Much changed with the coming of the rail connection with the east. The end of the 1885 Rebellion marked the end of one era and the beginning of another. The buffalo, long the mainstay of First Nations and Métis, were gone. The government launched a vigorous campaign to attract settlers and immigrants to the territories, and First Nations people were confined to reserves.
This transformation of the nature of prairie society signalled dramatic changes for the Mounted Police as well. In April 1886, Commissioner Lawrence Herchmer was appointed 1886 to replace A.G. Irvine. Six hundred men were also added to the force, which now totalled more than 800. Herchmer was convinced that the police had a vital role to play in the government's plans for the settlement of the Prairies.
In Herchmer's mind, it was important not only that the police be seen, but that they also participate, individually and collectively, in the transformation of western Canada. To this end, he inaugurated a patrol system in 1886. It was based on a series of small detachments stretching from the Manitoba boundary west to the foothills of the Rocky Mountains. Many of these detachments were located south of the CPR line, where most of the new settlement was occurring, and relatively close to the international border. They were close enough to one another that patrols would meet and intersect so that vast areas were covered on a regular basis.
NWMP patrols made a significant contribution to the development of the Prairies in the critical years between 1885 and 1904. Regular patrols visited First Nations reserves and, for many years, every settler and rancher, especially those who were isolated. Mounted Police historian, John Peter Turner, described the mounted policeman on patrol as a "protector, helper, counsellor and not infrequently, physician." Information on everything from crops to weather was freely exchanged.

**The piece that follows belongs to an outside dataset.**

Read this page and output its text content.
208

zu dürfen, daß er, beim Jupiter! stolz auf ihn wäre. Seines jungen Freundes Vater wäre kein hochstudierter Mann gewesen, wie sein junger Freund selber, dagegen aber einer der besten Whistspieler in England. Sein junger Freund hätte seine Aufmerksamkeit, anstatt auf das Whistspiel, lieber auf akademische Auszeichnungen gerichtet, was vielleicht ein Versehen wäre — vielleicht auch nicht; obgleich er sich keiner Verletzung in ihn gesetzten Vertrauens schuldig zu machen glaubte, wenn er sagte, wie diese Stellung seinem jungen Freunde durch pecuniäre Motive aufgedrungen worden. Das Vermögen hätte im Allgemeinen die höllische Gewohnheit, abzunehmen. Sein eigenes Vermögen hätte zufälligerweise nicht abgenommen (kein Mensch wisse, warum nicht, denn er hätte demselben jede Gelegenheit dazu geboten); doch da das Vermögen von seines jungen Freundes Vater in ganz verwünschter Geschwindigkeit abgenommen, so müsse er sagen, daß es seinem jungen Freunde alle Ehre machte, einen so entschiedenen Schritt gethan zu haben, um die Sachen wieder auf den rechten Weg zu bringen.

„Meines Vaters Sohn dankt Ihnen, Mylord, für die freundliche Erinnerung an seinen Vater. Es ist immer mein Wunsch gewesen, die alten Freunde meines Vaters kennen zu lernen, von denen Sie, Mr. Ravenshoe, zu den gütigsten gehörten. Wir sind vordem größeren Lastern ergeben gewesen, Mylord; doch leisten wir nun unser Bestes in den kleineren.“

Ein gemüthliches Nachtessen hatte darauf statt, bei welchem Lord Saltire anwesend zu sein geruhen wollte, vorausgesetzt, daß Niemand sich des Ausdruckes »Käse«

As settlement steadily increased by the mid-1890s, the patrol system changed to meet the new circumstances. Some detachments were abandoned and new ones were established, all in an effort to meet the ever-changing needs of the prairie population. The system allowed for daily and weekly patrols, although they were often reduced in winter.
By 1890, mounted policemen (and their horses) traveled close to 1.5 million miles (2.4 million km) on patrol every year. Superintendent John McIllree, commanding officer of "E" Division (Calgary) reported that men in his division undertook 2066 patrols in the year 1889, all on horseback, traveling over 160,000 miles (257,600 km); two years later, he reported that the total patrol miles for his division was approximately 175,000 miles (281,700 km). Patrols were comprehensive and carefully planned. They ensured the force's visibility in a vast land, and contributed to the preservation of law and order.
But patrols were not easy. They were especially difficult for the horses, horses which often traveled more than 3,000 miles (4,800 km) in the course of a single year. Weather was always a concern. It could be harsh and unpredictable at any time of the year, but patrols had to go on, sometimes against all odds (and common-sense) and with occasional tragic results. Raging spring-time rivers claimed more than a few mounted policemen.
One of the saddest events took place in southern Alberta in 1891. Contrary to regulations, Constable James Herron set out alone from Kipp detachment for St. Mary's on March 2. His frozen body was found two days later. Circumstances suggested that he had become snow-blind in a horrible blizzard, and lost, alone, and freezing to death, he killed himself.
By the mid-1890s, with the boom in population and the expansion of settled areas, the patrol system was reduced, but never abandoned. Keeping in touch was now easier; the telephone, telegraph, regular mail service, improved trails, new railways, and roads all served to knit western communities together, just as the Mounted Police had done earlier in their regular visits to homesteads and ranches.